The greatest number of additional child deaths will be due to an increase in wasting prevalence among children, which includes the potential impact beyond the health system, and reduction in treatment of neonatal sepsis and pneumonia.
We know that children are missing out on the routine vaccines. Vaccination campaigns have been postponed following social distancing measures, increasing the risk of disease outbreaks. Malaysia and the Philippines have had to postpone their mass polio vaccination campaigns. Not reaching these children with critical polio vaccines means that they will remain susceptible to polio and there is a danger of spread when movement restrictions ease. Similarly, Bangladesh postponed its MR Campaign schedules in the last week of March because of the Covid19 outbreak. The surveillance of measles dropped at the alarming level in April and May, 2020. The EPI routine immunization coverage is also decreasing, putting the countries including Bangladesh at risk of outbreaks of extremely contagious diseases like measles.

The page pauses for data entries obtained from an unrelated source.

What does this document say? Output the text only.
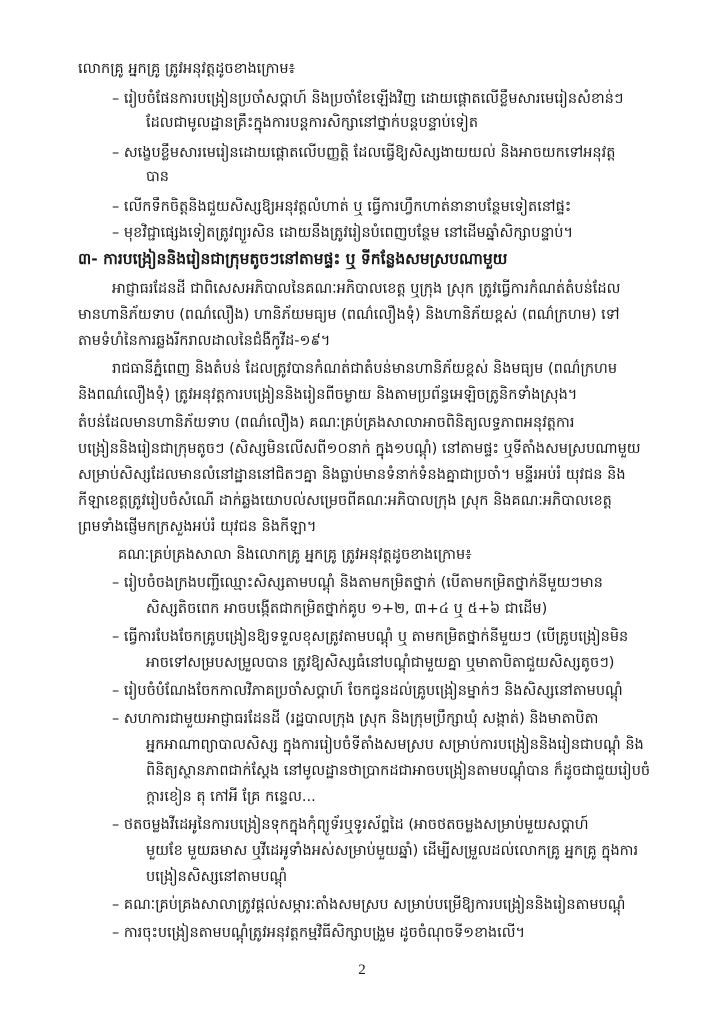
លោកគ្រូ អ្នកគ្រូ ត្រូវអនុវត្តដូចខាងក្រោម៖
– រៀបចំផែនការបង្រៀនប្រចាំសប្តាហ៍ និងប្រចាំខែឡើងវិញ ដោយផ្តោតលើខ្លឹមសារមេរៀនសំខាន់ៗ
ដែលជាមូលដ្ឋានគ្រឹះក្នុងការបន្តការសិក្សានៅថ្នាក់បន្តបន្ទាប់ទៀត
– សង្ខេបខ្លឹមសារមេរៀនដោយផ្តោតលើបញ្ញត្តិ ដែលធ្វើឱ្យសិស្សងាយយល់ និងអាចយកទៅអនុវត្ត
បាន
– លើកទឹកចិត្តនិងជួយសិស្សឱ្យអនុវត្តលំហាត់ ឬ ធ្វើការហ្វឹកហាត់នានាបន្ថែមទៀតនៅផ្ទះ
– មុខវិជ្ជាផ្សេងទៀតត្រូវព្យួរសិន ដោយនឹងត្រូវរៀនបំពេញបន្ថែម នៅដើមឆ្នាំសិក្សាបន្ទាប់។
៣- ការបង្រៀននិងរៀនជាក្រុមតូចៗនៅតាមផ្ទះ ឬ ទីកន្លែងសមស្របណាមួយ
អាជ្ញាធរដែនដី ជាពិសេសអភិបាលនៃគណៈអភិបាលខេត្ត ឬក្រុង ស្រុក ត្រូវធ្វើការកំណត់តំបន់ដែល
មានហានិភ័យទាប (ពណ៌លឿង) ហានិភ័យមធ្យម (ពណ៌លឿងទុំ) និងហានិភ័យខ្ពស់ (ពណ៌ក្រហម) ទៅ
តាមទំហំនៃការឆ្លងរីករាលដាលនៃជំងឺកូវីដ-១៩។
រាជធានីភ្នំពេញ និងតំបន់ ដែលត្រូវបានកំណត់ជាតំបន់មានហានិភ័យខ្ពស់ និងមធ្យម (ពណ៌ក្រហម
និងពណ៌លឿងទុំ) ត្រូវអនុវត្តការបង្រៀននិងរៀនពីចម្ងាយ និងតាមប្រព័ន្ធអេឡិចត្រូនិកទាំងស្រុង។
តំបន់ដែលមានហានិភ័យទាប (ពណ៌លឿង) គណៈគ្រប់គ្រងសាលាអាចពិនិត្យលទ្ធភាពអនុវត្តការ
បង្រៀននិងរៀនជាក្រុមតូចៗ (សិស្សមិនលើសពី១០នាក់ ក្នុង១បណ្តុំ) នៅតាមផ្ទះ ឬទីតាំងសមស្របណាមួយ
សម្រាប់សិស្សដែលមានលំនៅដ្ឋាននៅជិតៗគ្នា និងធ្លាប់មានទំនាក់ទំនងគ្នាជាប្រចាំ។ មន្ទីរអប់រំ យុវជន និង
កីឡាខេត្តត្រូវរៀបចំសំណើ ដាក់ឆ្លងយោបល់សម្រេចពីគណៈអភិបាលក្រុង ស្រុក និងគណៈអភិបាលខេត្ត
ព្រមទាំងផ្ញើមកក្រសួងអប់រំ យុវជន និងកីឡា។
គណៈគ្រប់គ្រងសាលា និងលោកគ្រូ អ្នកគ្រូ ត្រូវអនុវត្តដូចខាងក្រោម៖
– រៀបចំចងក្រងបញ្ជីឈ្មោះសិស្សតាមបណ្តុំ និងតាមកម្រិតថ្នាក់ (បើតាមកម្រិតថ្នាក់នីមួយៗមាន
សិស្សតិចពេក អាចបង្កើតជាកម្រិតថ្នាក់គូប ១+២, ៣+៤ ឬ ៥+៦ ជាដើម)
– ធ្វើការបែងចែកគ្រូបង្រៀនឱ្យទទួលខុសត្រូវតាមបណ្តុំ ឬ តាមកម្រិតថ្នាក់នីមួយៗ (បើគ្រូបង្រៀនមិន
អាចទៅសម្របសម្រួលបាន ត្រូវឱ្យសិស្សធំនៅបណ្តុំជាមួយគ្នា ឬមាតាបិតាជួយសិស្សតូចៗ)
– រៀបចំបំណែងចែកកាលវិភាគប្រចាំសប្តាហ៍ ចែកជូនដល់គ្រូបង្រៀនម្នាក់ៗ និងសិស្សនៅតាមបណ្តុំ
– សហការជាមួយអាជ្ញាធរដែនដី (រដ្ឋបាលក្រុង ស្រុក និងក្រុមប្រឹក្សាឃុំ សង្កាត់) និងមាតាបិតា
អ្នកអាណាព្យាបាលសិស្ស ក្នុងការរៀបចំទីតាំងសមស្រប សម្រាប់ការបង្រៀននិងរៀនជាបណ្តុំ និង
ពិនិត្យស្ថានភាពជាក់ស្តែង នៅមូលដ្ឋានថាប្រាកដជាអាចបង្រៀនតាមបណ្តុំបាន ក៏ដូចជាជួយរៀបចំ
ក្តារខៀន តុ កៅអី គ្រែ កន្ទេល...
– ថតចម្លងវីដេអូនៃការបង្រៀនទុកក្នុងកុំព្យូទ័រឬទូរស័ព្ទដៃ (អាចថតចម្លងសម្រាប់មួយសប្តាហ៍
មួយខែ មួយឆមាស ឬវីដេអូទាំងអស់សម្រាប់មួយឆ្នាំ) ដើម្បីសម្រួលដល់លោកគ្រូ អ្នកគ្រូ ក្នុងការ
បង្រៀនសិស្សនៅតាមបណ្តុំ
– គណៈគ្រប់គ្រងសាលាត្រូវផ្តល់សម្ភារៈតាំងសមស្រប សម្រាប់បម្រើឱ្យការបង្រៀននិងរៀនតាមបណ្តុំ
– ការចុះបង្រៀនតាមបណ្តុំត្រូវអនុវត្តកម្មវិធីសិក្សាបង្រួម ដូចចំណុចទី១ខាងលើ។
2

Reduction in routine immunization coverage, particularly if this continues, means that many children will be unvaccinated or under-vaccinated, putting their lives at risk of vaccine preventable diseases. In 2018, approximately 2.6 million children in East Asia and Pacific did not even receive their measles vaccination nor their third dose of Diphtheria, Tetanus and Pertussis (protecting children from debilitating and deadly illnesses) through routine immunization.
We must encourage that children receive their routine immunizations with preventive measures including physical distancing, handwashing, and use of face mask. We must make already panicked parents to understand that vaccines are safe, effective and life-saving tools to control and prevent outbreaks of infectious diseases. Disseminating accurate information and stopping the spread of misinformation is important to ensure that every child is protected with life-saving vaccines. Protection from VPD is a child's basic right.
Covid-19 is a terrible proof that outbreaks can happen in many countries at the same time. The global resurgence of measles is putting young children at risk.
Prof. (Dr.) Manzoor Hussain is President of Bangladesh Paediatric Association.